Apart from words, many other forms of information are in common daily use. These include numbers, symbols and music, as well as the information contained in pictures and video. So to get a general definition of information, we can be pragmatic and say, “Information is something you can store in a computer.” (Of course, so is a microchip, but let’s not be pedantic about this.) And we can measure any piece of information in terms of the amount of computer memory it occupies (although this is not an absolute measure, since it depends on how we encoded the information when putting it into the computer).

​

Computers store information as a series of 0s and 1s known as binary digits or bits. Each piece of information, whether it be a word, a picture, or a movie, is stored as a string of these bits.
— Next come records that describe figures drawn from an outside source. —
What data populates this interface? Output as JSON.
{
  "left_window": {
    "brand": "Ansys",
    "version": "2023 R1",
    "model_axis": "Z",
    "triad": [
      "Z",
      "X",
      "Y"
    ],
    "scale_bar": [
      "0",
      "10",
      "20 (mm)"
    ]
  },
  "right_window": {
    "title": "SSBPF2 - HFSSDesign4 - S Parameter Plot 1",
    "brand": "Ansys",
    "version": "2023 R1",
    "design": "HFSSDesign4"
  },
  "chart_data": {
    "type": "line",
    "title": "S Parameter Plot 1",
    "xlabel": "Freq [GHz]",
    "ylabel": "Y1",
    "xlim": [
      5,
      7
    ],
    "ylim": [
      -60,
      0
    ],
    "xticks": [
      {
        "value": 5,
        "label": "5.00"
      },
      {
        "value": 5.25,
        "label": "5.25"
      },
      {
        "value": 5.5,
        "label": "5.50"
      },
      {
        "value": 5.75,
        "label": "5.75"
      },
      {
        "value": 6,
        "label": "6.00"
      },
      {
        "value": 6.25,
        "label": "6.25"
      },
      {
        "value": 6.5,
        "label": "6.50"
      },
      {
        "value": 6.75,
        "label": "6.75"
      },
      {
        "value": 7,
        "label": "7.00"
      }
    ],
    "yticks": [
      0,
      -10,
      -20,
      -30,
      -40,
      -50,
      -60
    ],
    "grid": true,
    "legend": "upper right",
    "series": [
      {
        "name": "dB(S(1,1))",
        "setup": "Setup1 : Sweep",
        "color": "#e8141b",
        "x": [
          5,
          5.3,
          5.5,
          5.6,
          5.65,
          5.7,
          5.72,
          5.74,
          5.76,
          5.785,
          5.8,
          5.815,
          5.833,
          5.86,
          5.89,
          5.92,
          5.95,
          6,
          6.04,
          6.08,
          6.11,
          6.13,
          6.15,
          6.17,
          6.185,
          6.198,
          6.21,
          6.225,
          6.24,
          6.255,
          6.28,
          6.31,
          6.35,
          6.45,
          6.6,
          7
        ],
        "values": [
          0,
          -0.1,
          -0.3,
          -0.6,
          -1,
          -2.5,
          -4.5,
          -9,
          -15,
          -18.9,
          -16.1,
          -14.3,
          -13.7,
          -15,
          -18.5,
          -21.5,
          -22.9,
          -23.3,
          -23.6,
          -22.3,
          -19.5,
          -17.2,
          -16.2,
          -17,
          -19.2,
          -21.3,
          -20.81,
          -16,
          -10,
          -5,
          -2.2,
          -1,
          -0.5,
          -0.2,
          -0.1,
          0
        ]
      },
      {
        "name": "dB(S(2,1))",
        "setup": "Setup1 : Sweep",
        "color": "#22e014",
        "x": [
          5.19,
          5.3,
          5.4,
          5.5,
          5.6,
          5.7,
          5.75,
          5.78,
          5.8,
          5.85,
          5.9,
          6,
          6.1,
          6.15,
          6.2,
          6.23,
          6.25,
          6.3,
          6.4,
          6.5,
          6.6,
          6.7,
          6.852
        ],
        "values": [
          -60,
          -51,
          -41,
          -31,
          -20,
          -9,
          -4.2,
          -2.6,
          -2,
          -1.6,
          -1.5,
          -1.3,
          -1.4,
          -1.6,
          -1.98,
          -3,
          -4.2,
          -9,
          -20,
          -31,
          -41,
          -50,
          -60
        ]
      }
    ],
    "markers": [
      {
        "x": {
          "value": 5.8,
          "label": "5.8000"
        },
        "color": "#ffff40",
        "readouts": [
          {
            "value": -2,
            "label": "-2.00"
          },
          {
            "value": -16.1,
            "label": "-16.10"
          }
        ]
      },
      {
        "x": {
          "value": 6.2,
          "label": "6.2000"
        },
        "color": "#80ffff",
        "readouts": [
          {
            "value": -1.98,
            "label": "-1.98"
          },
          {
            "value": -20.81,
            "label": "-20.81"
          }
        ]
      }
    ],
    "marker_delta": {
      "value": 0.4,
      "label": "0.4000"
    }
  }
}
The longer the string, the more information it contains: a 64-bit string contains exactly twice as much information as a 32-bit string. But every type of information is stored in the same form: a string of bits. (These strings often also include extra “control information” that tells the computer how to decode the data into the appropriate form when it is retrieved from memory.) So now, in the abstract, we can conceive of information as something that can be represented by a string of zeros and ones. The zeroes and ones are the “bits” of information. This is raw information in its purest form.

​

Fun stuff: we can put a 1 in front of the string (so that it does not begin with zero) and we now have a binary integer (although potentially a very large one if the string is long). For example in the coding system ITA2, the word “dog” would be represented by the string 010011100011010. Put a 1 in front of this string and we get the string 1010011100011010, which is the binary form of the decimal number 42778. Likewise “cat” becomes 47216. We now have a way in which numbers can represent abstract concepts (although most numbers won’t have any meaning in this system), or in which any piece of information can be represented by a single natural number. Pythagoras, I am sure, would have approved.